Oh, I haven't made it yet, just found it on Pinterest and posted the pics to show what it can look like.


----------



## Debbystitchknit (Dec 7, 2011)

I like it too. Looks like you can eliminate the buttons as well.


----------



## kiwiannie (Jul 30, 2011)

Lovely gansey,thanks for the link.


----------



## 29426 (Jul 26, 2011)

Thanks for this.


----------



## whitetail (Feb 19, 2011)

Very nice sweater, and does look like it would be fun to make with all the different stitches, thanks for sharing.


----------



## Ann Heistad (Jan 18, 2012)

This will be perfect with a toque to match. My needles are ready to click and clack.


----------



## MacRae (Dec 3, 2011)

This is adorable. Thanks for sharing. I have a Granddaughter who would look adorable in this.


----------



## knitnanny (Feb 28, 2012)

That's a beautiful sweater and thanks for sharing the pattern!


----------



## crazygyrlknits (May 22, 2012)

Thank you for sharing i will show it to my daughter and see if she wants one for the grandson.


----------



## Zinzin (Oct 17, 2012)

Thanks for sharing the pattern, just in time for his b'day present in June.


----------



## jscaplen (Sep 25, 2012)

Debbystitchknit said:


> I like it too. Looks like you can eliminate the buttons as well.


I like the idea of the buttons - even if only on one shoulder. It makes it easier to get over the child's head. I remember that being a bit of an issue with small children - oversized heads.


----------



## run4fittness (May 22, 2011)

that would look great!


----------



## gertyau (Sep 29, 2011)

Dear Justfara
What a lovely childs pattern. I have downloaded a copy. Thankyou.

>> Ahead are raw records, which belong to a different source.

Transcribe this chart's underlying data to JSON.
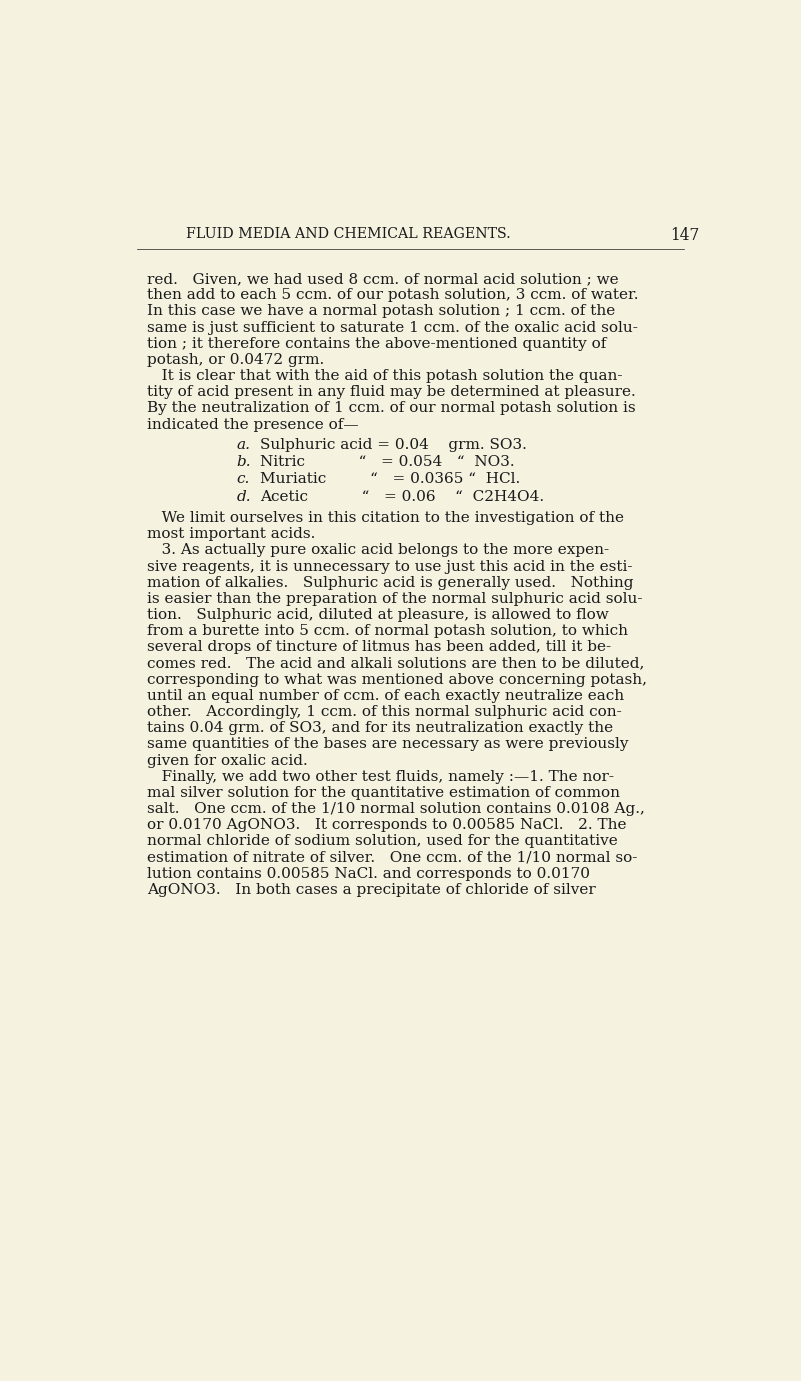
{
  "bg_color": "#f5f2e0",
  "text_color": "#1a1a1a",
  "header_text": "FLUID MEDIA AND CHEMICAL REAGENTS.",
  "header_number": "147",
  "body_lines1": [
    "red.   Given, we had used 8 ccm. of normal acid solution ; we",
    "then add to each 5 ccm. of our potash solution, 3 ccm. of water.",
    "In this case we have a normal potash solution ; 1 ccm. of the",
    "same is just sufficient to saturate 1 ccm. of the oxalic acid solu-",
    "tion ; it therefore contains the above-mentioned quantity of",
    "potash, or 0.0472 grm."
  ],
  "body_lines2": [
    "   It is clear that with the aid of this potash solution the quan-",
    "tity of acid present in any fluid may be determined at pleasure.",
    "By the neutralization of 1 ccm. of our normal potash solution is",
    "indicated the presence of—"
  ],
  "list_labels": [
    "a.",
    "b.",
    "c.",
    "d."
  ],
  "list_texts": [
    "Sulphuric acid = 0.04    grm. SO3.",
    "Nitric           “   = 0.054   “  NO3.",
    "Muriatic         “   = 0.0365 “  HCl.",
    "Acetic           “   = 0.06    “  C2H4O4."
  ],
  "body_lines3": [
    "   We limit ourselves in this citation to the investigation of the",
    "most important acids.",
    "   3. As actually pure oxalic acid belongs to the more expen-",
    "sive reagents, it is unnecessary to use just this acid in the esti-",
    "mation of alkalies.   Sulphuric acid is generally used.   Nothing",
    "is easier than the preparation of the normal sulphuric acid solu-",
    "tion.   Sulphuric acid, diluted at pleasure, is allowed to flow",
    "from a burette into 5 ccm. of normal potash solution, to which",
    "several drops of tincture of litmus has been added, till it be-",
    "comes red.   The acid and alkali solutions are then to be diluted,",
    "corresponding to what was mentioned above concerning potash,",
    "until an equal number of ccm. of each exactly neutralize each",
    "other.   Accordingly, 1 ccm. of this normal sulphuric acid con-",
    "tains 0.04 grm. of SO3, and for its neutralization exactly the",
    "same quantities of the bases are necessary as were previously",
    "given for oxalic acid.",
    "   Finally, we add two other test fluids, namely :—1. The nor-",
    "mal silver solution for the quantitative estimation of common",
    "salt.   One ccm. of the 1/10 normal solution contains 0.0108 Ag.,",
    "or 0.0170 AgONO3.   It corresponds to 0.00585 NaCl.   2. The",
    "normal chloride of sodium solution, used for the quantitative",
    "estimation of nitrate of silver.   One ccm. of the 1/10 normal so-",
    "lution contains 0.00585 NaCl. and corresponds to 0.0170",
    "AgONO3.   In both cases a precipitate of chloride of silver"
  ]
}
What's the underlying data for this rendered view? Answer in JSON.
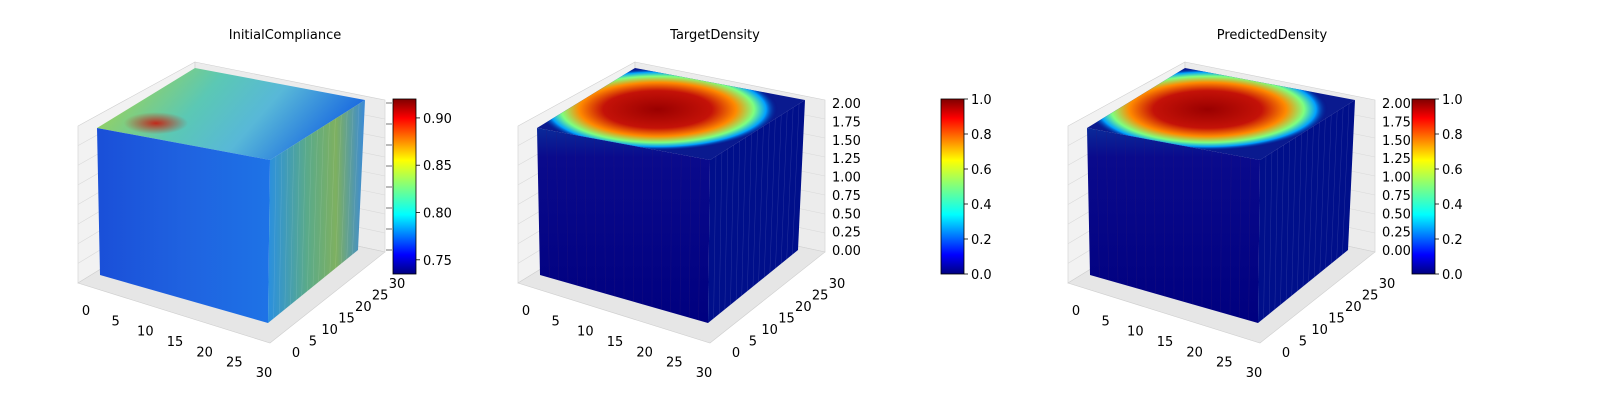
{
  "chart_data": [
    {
      "type": "heatmap",
      "title": "InitialCompliance",
      "x_ticks": [
        "0",
        "5",
        "10",
        "15",
        "20",
        "25",
        "30"
      ],
      "y_ticks": [
        "0",
        "5",
        "10",
        "15",
        "20",
        "25",
        "30"
      ],
      "colorbar": {
        "colormap": "jet",
        "range": [
          0.735,
          0.92
        ],
        "ticks": [
          "0.75",
          "0.80",
          "0.85",
          "0.90"
        ]
      }
    },
    {
      "type": "heatmap",
      "title": "TargetDensity",
      "x_ticks": [
        "0",
        "5",
        "10",
        "15",
        "20",
        "25",
        "30"
      ],
      "y_ticks": [
        "0",
        "5",
        "10",
        "15",
        "20",
        "25",
        "30"
      ],
      "z_ticks": [
        "0.00",
        "0.25",
        "0.50",
        "0.75",
        "1.00",
        "1.25",
        "1.50",
        "1.75",
        "2.00"
      ],
      "colorbar": {
        "colormap": "jet",
        "range": [
          0,
          1
        ],
        "ticks": [
          "0.0",
          "0.2",
          "0.4",
          "0.6",
          "0.8",
          "1.0"
        ]
      }
    },
    {
      "type": "heatmap",
      "title": "PredictedDensity",
      "x_ticks": [
        "0",
        "5",
        "10",
        "15",
        "20",
        "25",
        "30"
      ],
      "y_ticks": [
        "0",
        "5",
        "10",
        "15",
        "20",
        "25",
        "30"
      ],
      "z_ticks": [
        "0.00",
        "0.25",
        "0.50",
        "0.75",
        "1.00",
        "1.25",
        "1.50",
        "1.75",
        "2.00"
      ],
      "colorbar": {
        "colormap": "jet",
        "range": [
          0,
          1
        ],
        "ticks": [
          "0.0",
          "0.2",
          "0.4",
          "0.6",
          "0.8",
          "1.0"
        ]
      }
    }
  ],
  "colors": {
    "jet_stops": [
      "#00007f",
      "#0000ff",
      "#007fff",
      "#00ffff",
      "#7fff7f",
      "#ffff00",
      "#ff7f00",
      "#ff0000",
      "#7f0000"
    ],
    "pane_fill": "#f2f2f2",
    "grid": "#d9d9d9",
    "text": "#000000"
  }
}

Pat
gertyau


----------



## benedicte1962 (Feb 27, 2015)

bonjour 
serait il possible d'avoir lesexplications de ce petit pull adorable car le lien ne marche pas . Merci


----------



## Guillotte (Jan 16, 2016)

Bonjour, 
J'aime ce petit pull, seulement IMPOSSIBLE de trouver le site pour les explications.
Cordialement.
Elisa


----------